Week two has been difficult. On Friday last week I got this irritation in my throat. It turned into a bad sore throat. Which turned into aching facial pain and fatigue. Must… keep… writing… sleep… is… evil…. All I wanted to do was sleep. Aching facial pain turned into a fountain of runny nose. I did my best Sunday and Monday to meet my word count. I called in sick to work Monday and went to the doctor. I don’t go to the doctor. Unless I think I’m dead or dying. You can see my determination to get better here. Sore throat disappeared, fatigue, runny nose and headache did not. I was far enough ahead that falling behind a bit didn’t hurt me. It’s catching up now. Today: write-in. This week has been something of waste. I feel all rightish when I get up. By noon I’m ready to crawl back into bed. If I had a nickel for every time I’ve coughed, I’d be rich. I’d still feel like hell, but I’d have lots of money. Do I feel like attending a write-in? No. Do I need to get ahead in my word count. Yes. Am I contagious? No. Good news for someone, anyway.
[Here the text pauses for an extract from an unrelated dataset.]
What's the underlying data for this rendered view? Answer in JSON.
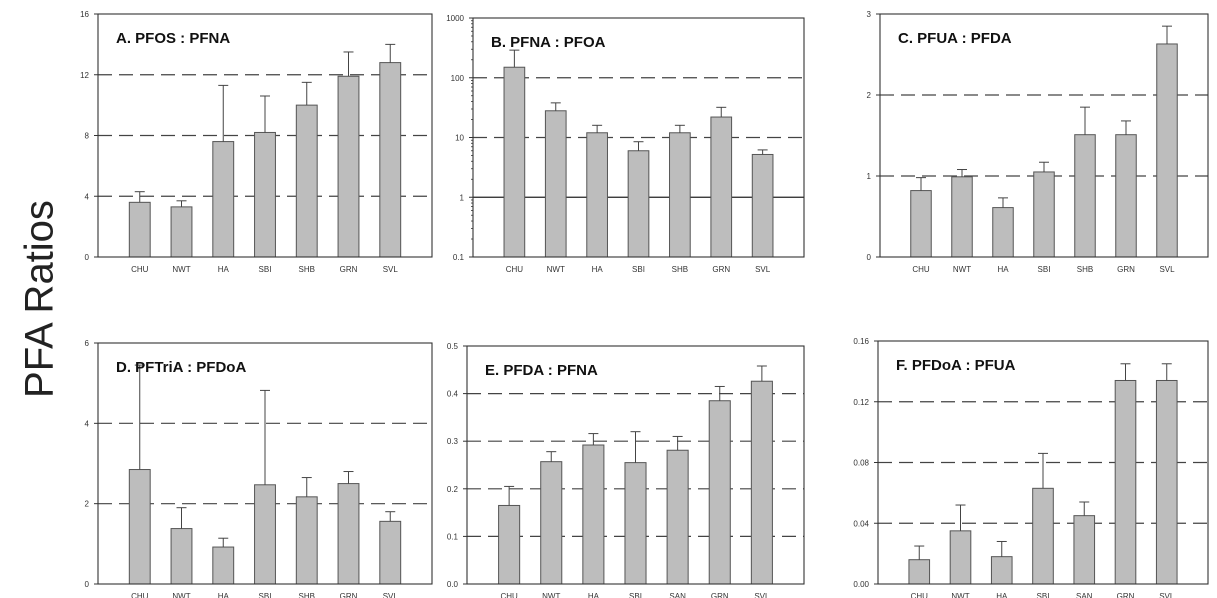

Am I going to win NaNo this year? Duh. Sickness be damned. We have the second novel in a trilogy to finish! So I managed THL in a week and a half. Well, that was in April when I felt really, really good. This one, it can have a month because I feel really, really crappy. Thank God for the write-ins. Last year attending one really got me over the 20k word bump. It’s happening again this year. I just know it.